Let $f$ be a holomorphic function defined on a neighborhood of $\bar{D}$, where $D$ is the unit disc, and suppose that $f(0) = 0$.
(a) Show that $g(z) = f(z)/z$ is holomorphic on a neighborhood of $\bar{D}$.
(b) Suppose further that $f(D) ⊂ D$. Show that $|f(z)| ≤ |z|$ for all $z ∈ D$, and deduce that $|f'(0)| ≤ 1$.
(Hint: apply the maximum principle to $g$).
My attempt:
a) I found lim$_{h \to 0}$ $\frac{g(z_0 + h) - g(z_0)}{h} = f'(z_0)/z_0 - f(z_0)/z_0^2$
And hence $g$ is holomorphic on a neighborhood of $\bar{D}$
b) Since $g$ is holomorphic on a neighborhood of $\bar{D}$. Then if there is a point $z_0$ in $\bar{D}$ such that $|g(z_0)|\geq |g(z)|$ for all $z \in \bar{D}$, then $g$ is constant.

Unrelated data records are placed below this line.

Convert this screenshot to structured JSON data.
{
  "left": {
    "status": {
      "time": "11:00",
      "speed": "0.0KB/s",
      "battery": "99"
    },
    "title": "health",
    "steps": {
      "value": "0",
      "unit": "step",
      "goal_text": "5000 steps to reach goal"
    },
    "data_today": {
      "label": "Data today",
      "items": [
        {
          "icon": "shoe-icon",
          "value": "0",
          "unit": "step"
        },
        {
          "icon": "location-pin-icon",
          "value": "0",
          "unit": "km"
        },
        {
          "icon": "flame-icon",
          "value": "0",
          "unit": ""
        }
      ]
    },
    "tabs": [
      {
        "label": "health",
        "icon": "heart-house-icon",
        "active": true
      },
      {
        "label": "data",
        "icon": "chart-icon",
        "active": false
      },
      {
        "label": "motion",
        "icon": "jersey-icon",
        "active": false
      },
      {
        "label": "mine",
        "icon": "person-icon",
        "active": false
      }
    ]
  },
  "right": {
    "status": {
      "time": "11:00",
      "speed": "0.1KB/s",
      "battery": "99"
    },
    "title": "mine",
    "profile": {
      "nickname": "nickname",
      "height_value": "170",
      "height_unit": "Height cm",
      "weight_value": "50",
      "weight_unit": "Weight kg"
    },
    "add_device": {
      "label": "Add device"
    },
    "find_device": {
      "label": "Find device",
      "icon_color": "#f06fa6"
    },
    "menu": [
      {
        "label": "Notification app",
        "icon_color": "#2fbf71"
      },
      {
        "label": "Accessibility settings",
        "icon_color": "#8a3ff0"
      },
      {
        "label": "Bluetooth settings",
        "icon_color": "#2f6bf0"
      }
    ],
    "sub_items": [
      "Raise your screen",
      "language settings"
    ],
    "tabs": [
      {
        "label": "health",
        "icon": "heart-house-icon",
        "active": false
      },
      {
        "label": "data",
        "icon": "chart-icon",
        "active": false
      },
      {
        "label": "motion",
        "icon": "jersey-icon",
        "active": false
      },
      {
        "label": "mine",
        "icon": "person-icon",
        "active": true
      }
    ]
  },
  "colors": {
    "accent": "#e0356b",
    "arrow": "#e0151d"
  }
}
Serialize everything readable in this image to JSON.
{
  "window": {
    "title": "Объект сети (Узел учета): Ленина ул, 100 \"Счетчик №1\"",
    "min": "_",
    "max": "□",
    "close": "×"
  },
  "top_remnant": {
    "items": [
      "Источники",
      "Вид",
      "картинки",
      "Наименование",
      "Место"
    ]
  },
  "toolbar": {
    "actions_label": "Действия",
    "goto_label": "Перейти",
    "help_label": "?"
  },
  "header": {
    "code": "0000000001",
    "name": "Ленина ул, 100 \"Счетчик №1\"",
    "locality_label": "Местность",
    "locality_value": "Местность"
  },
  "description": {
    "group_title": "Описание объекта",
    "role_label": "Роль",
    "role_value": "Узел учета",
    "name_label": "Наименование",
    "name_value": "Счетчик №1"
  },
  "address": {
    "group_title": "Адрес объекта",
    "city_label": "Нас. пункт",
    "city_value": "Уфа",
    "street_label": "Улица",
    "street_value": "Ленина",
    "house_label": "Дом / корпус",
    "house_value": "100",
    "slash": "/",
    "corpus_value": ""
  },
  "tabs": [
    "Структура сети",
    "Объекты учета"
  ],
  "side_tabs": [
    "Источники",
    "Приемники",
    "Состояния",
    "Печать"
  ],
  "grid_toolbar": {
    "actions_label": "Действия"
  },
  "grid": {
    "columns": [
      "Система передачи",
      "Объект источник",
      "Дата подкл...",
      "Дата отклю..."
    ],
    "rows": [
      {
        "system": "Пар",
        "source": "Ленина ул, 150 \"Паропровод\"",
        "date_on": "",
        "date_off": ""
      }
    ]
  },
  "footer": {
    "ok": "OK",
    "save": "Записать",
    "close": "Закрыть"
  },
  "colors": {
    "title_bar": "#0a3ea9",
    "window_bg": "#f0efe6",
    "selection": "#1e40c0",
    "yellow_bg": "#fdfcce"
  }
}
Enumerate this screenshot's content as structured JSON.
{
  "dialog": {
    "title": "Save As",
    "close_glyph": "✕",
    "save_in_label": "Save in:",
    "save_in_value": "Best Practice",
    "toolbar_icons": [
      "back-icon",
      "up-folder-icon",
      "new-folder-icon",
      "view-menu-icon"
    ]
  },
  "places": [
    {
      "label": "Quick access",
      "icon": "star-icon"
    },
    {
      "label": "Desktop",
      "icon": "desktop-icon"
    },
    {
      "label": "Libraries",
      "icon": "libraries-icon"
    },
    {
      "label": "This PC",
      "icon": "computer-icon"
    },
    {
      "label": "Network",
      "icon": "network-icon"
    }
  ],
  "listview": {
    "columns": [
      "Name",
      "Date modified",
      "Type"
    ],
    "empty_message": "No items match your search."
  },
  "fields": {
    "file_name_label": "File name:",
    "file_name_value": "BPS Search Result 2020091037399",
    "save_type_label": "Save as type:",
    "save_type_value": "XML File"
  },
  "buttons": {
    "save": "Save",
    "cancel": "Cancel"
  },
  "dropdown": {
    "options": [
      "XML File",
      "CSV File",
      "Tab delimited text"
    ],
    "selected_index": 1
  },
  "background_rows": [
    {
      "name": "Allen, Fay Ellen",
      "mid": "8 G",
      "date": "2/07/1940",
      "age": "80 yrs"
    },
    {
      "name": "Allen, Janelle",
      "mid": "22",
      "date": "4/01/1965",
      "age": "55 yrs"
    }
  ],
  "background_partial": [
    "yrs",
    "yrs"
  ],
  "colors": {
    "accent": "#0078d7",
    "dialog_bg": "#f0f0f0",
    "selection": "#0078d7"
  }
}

In other words, max_$D|g|$ $=$ max_${C}|g|$, where $C = bD$ (boundary of $D$) but how to continue from here? Any help please?
a) The function $g$ is analytic on $D\setminus\{0\}$ since it's the quotient of two holomorphic funtions there. In the neighborhood of $0$, you can express $f(z)$ as a power series $a_1z+a_2z^2+a_3z^3+\cdots$, and therefore $g(z)=\frac{f(z)}z=a_1+a_2z+a_3z^2+\cdots$. So, $g$ is holomorphic too.
b) Suppose that $|f(z_0)|>|z_0|$, for some $z_0\in D$. Then $z_0\ne0$. On the other hand, $|f(z_0)|>|z_0|\iff|g(z_0)|>1$. But $|z|=1\implies|g(z)|=|f(z)|\leqslant1$. This goes against the maximum principle, since the maximum of $|g|$ should be attained at the boundary of the disk. And, of course, if you always have $|f(z)|\leqslant|z|$, then you always have $\left|\frac{f(z)-f(0)}z\right|\leqslant1$, and therefore $|f'(0)|\leqslant1$.